Fiquei em 5º lugar na etapa final do Prêmio Jabuti de 2011 na categoria Reportagem. Indignado com algumas das notas Zero atribuídas ao meu trabalho e ao trabalho de meus colegas envolvidos na disputa, me sinto no dever de protestar.
Pra começar, a escala imposta pelo regulamento do concurso começa na nota oito e, fracionada, se estende até Dez. Este artifício tende a fazer com que sublimemos as notas mais baixas, já que, desde os tempos dos bancos escolares lidamos com a clássica escala que vai de Zero a Dez. Por exemplo, na escala jabotiniana, 8,50 equivale ao 2,50 da escala tradicional e, um oito redondo, a Zero.
Para não advogar só em causa própria, começo analisando o que aconteceu com o livro Assalto ao Poder, do jornalista Carlos Amorim. Na primeira fase, a obra recebeu dos dois jurados que a qualificaram para a final uma sequência significativa de notas Dez. Isso a colocou na condição de franca favorita ao prêmio.
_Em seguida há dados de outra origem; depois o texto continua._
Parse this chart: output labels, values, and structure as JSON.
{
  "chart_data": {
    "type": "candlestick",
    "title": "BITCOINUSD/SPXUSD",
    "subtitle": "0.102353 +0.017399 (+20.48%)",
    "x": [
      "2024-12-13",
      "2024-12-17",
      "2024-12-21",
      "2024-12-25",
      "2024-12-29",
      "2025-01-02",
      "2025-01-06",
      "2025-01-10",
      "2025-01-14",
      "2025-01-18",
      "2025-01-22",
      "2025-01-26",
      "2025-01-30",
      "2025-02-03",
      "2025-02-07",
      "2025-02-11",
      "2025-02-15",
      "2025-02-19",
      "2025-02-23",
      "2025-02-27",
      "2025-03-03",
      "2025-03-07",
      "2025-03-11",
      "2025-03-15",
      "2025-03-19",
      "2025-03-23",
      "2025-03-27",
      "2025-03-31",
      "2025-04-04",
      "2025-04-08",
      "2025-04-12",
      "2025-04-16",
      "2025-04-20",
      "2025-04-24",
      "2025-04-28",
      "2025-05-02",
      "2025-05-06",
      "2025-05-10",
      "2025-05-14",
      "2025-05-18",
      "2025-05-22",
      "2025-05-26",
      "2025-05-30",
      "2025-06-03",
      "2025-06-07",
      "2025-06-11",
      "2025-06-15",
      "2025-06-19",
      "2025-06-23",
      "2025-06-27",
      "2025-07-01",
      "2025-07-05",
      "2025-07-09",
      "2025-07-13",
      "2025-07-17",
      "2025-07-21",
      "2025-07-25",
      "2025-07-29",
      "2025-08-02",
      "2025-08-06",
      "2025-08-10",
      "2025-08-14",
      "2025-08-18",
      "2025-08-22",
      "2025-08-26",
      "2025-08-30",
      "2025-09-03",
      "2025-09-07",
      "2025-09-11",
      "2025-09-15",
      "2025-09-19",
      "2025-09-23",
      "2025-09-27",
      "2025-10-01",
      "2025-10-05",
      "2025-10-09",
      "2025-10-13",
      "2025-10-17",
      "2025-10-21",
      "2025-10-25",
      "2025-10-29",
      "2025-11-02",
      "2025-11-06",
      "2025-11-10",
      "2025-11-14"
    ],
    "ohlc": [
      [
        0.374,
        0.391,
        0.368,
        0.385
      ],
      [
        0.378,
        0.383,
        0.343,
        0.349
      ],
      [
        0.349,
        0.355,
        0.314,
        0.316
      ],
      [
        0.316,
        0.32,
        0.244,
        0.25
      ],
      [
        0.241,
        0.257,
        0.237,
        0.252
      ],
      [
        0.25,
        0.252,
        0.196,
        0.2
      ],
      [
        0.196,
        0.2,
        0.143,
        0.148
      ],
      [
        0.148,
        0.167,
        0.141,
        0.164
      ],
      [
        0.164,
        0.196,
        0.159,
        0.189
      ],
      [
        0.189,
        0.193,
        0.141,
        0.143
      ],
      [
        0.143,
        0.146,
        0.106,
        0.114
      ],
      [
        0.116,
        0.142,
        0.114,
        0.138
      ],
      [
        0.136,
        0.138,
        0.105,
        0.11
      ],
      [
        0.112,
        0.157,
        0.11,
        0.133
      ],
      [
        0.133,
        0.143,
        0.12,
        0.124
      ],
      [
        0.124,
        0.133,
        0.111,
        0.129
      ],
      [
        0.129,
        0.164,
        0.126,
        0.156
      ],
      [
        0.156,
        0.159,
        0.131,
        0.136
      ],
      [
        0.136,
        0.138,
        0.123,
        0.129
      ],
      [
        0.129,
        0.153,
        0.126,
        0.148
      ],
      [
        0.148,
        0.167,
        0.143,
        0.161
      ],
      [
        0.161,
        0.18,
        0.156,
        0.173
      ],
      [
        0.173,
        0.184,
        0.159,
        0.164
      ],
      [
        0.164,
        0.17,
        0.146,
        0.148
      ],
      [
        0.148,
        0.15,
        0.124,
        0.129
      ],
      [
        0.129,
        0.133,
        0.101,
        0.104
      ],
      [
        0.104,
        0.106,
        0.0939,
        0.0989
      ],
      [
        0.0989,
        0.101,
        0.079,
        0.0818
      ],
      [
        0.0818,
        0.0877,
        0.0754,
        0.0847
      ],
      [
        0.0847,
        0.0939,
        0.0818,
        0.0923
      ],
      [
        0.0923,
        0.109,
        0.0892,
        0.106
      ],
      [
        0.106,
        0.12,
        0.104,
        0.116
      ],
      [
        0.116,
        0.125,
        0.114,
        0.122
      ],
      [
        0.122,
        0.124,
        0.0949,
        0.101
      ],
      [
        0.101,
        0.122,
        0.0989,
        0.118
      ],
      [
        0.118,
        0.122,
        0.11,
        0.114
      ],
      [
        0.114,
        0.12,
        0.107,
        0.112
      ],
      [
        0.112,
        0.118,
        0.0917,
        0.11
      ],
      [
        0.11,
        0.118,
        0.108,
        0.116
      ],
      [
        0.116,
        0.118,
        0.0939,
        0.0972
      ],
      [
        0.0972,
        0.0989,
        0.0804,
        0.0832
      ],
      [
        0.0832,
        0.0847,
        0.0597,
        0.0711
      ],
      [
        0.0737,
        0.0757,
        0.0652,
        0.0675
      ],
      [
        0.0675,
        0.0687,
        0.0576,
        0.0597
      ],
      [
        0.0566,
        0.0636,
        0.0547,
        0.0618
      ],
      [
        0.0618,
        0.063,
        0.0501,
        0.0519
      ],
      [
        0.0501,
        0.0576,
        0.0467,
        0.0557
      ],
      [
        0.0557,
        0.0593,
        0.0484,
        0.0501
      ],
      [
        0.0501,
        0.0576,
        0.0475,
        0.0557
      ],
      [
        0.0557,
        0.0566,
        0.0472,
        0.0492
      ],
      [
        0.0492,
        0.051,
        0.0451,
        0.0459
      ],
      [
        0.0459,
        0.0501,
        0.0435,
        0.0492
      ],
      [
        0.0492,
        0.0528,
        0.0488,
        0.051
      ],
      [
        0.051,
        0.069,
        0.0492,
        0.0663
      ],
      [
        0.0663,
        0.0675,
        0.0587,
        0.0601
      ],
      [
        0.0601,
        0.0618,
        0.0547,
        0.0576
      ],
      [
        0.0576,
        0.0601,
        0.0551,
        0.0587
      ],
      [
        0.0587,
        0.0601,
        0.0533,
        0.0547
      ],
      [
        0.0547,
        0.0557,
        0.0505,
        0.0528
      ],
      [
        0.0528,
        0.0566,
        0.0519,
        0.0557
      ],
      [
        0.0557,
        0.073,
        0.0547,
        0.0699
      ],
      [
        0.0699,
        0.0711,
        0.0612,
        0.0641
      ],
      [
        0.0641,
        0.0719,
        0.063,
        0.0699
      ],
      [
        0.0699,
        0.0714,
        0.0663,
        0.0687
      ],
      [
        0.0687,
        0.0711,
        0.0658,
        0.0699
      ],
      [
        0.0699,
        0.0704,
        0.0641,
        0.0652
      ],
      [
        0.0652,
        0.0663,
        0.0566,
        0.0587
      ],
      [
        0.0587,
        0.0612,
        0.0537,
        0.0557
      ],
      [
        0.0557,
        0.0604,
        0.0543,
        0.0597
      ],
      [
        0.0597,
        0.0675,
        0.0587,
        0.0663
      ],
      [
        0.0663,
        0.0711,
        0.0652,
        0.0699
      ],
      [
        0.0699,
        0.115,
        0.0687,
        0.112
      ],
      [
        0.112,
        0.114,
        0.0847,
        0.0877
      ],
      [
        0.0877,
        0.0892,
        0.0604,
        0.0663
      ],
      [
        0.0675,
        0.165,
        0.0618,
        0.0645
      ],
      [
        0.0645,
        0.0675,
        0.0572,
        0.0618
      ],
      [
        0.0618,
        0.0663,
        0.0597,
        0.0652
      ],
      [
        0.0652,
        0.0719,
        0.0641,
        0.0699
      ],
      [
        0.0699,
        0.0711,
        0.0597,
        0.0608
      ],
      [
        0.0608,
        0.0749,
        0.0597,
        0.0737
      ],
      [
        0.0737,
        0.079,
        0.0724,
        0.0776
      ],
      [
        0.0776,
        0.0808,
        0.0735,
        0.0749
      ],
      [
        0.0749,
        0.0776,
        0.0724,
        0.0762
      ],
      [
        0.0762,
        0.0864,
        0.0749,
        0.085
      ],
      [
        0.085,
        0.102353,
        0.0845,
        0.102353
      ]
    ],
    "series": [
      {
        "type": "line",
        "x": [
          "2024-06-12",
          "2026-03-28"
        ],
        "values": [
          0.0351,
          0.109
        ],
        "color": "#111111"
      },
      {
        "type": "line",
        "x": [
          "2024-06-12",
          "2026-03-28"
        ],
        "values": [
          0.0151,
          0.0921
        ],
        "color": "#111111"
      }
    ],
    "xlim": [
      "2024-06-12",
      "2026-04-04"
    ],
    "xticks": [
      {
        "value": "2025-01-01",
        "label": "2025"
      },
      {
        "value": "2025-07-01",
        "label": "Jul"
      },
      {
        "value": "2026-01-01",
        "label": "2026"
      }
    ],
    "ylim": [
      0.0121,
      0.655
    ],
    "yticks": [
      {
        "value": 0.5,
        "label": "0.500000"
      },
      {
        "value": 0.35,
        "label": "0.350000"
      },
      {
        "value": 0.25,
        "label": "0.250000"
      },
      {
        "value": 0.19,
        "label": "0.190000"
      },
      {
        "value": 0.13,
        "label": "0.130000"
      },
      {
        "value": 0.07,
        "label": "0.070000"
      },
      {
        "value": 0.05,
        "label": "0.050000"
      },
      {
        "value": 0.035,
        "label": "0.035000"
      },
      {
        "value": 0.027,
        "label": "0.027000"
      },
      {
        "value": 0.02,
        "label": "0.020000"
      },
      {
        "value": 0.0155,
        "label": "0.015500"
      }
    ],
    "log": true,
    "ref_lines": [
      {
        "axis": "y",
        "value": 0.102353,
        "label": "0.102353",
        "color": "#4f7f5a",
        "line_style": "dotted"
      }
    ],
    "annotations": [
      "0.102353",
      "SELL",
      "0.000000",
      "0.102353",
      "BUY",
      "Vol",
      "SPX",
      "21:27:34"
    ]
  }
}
Na etapa final, entretanto, o terceiro jurado entrou em cena torpedeando o trabalho de Amorim, sistematicamente.
Considerando a relação entre narcotráfico e poder um assunto deveras desimportante, este “especialista” escalado pela direção do Jabuti deu ao quesito Relevância do Tema nota 3,00, ou seja, 8,60 na escala adotada pelo Jabuti.
O cruel foi o 0,50 que o mesmo jurado atribuiu ao item Manejo do Texto, paradoxalmente contemplado com a nota máxima pelos seus dois colegas de banca.
Para se ter uma idéia da discrepância, as notas finais de Assalto ao Poder, usando-se a clássica escala de Zero a Dez, ficaram assim:
Com isso, a obra ficou em segundo lugar perdendo a estatueta de melhor livro-reportagem para 1822, de Laurentino Gomes.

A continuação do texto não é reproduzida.